The number you’re talking about is in reference to the old disk. I had swapped out the old drive and when I tried to run the command
Pool replace pool device [new_device]
It yelled at me that I needed to reference the old drive as well? So I’m not sure why it didn’t work the way you said it should
Huh annoying. You can run zdb -C TheMass To get more info about the pool and the disks in it. Might list enough disk detail to give you confidence it’s using the layout you want.
For me identifying disks usually ends up being unplugging them one by one and checking which shows OFFLINE. Could be worth the trouble to know for sure its specifying and using the disks.
In any case a good time to setup a backup for anything you can’t replace.
Yeah that’s what I’m thinking of doing now, backup everything important just in case and continue to work on it.
Thankfully I can identify any disk rather easily with the command you mentioned (used it before to grab a drives serial number which is printed on the drive its self).
Unless the lsblk output is wrong, you have single drive RAID0 configured on all of the other drives. I’m not sure why would anyone do that, I’d expect all of them to be set up in similar fashion as the sdc
is. It would explain the different device name.
The speed difference might or might not be same issue. It might be completely separate thing. Like a different drive record size or something like that, so it might be a good idea to troubleshoot each problem separately.
I use to have it on a LSI raid card a long time ago before switching to a hba card. I had each drive passed through the lsi card as a single disk raid and then I used zfs to create a pool. I’m guessing this is what caused this now that I think about it.
I have like 9tb on this pool so moving everything off of it and then redoing the pool would be currently impossible so I wonder how I would fix this?
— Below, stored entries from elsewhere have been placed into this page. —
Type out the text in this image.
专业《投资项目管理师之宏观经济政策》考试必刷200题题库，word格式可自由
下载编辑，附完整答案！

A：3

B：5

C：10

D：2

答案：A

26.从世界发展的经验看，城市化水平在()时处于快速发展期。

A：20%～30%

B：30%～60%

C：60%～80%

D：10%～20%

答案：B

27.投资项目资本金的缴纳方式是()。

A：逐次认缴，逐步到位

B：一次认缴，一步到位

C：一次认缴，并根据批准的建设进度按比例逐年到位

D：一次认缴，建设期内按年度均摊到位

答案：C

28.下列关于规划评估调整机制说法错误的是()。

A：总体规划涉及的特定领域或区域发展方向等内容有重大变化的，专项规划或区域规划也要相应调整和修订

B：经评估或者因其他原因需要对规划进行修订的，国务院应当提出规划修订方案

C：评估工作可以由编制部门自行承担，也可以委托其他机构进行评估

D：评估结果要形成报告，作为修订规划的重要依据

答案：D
Replace one drive at a time with some of my spares and swap them around?
Yeah one at a time would work, but it would be quite a bit of writing to rotate all.
As for the performance, are you replacing the failed drive with the same model or did you use a different one?
Is it possible to replace a disk with the same disk? Like effectively wiping a disk and replacing it with its self so I don’t have to use up my spare drives as rotation drives and add needless wear to them?
I made sure to replace the dead drive with the exact same drive as the rest. All of them are Seagate 7200rpm 3tb SAS drives.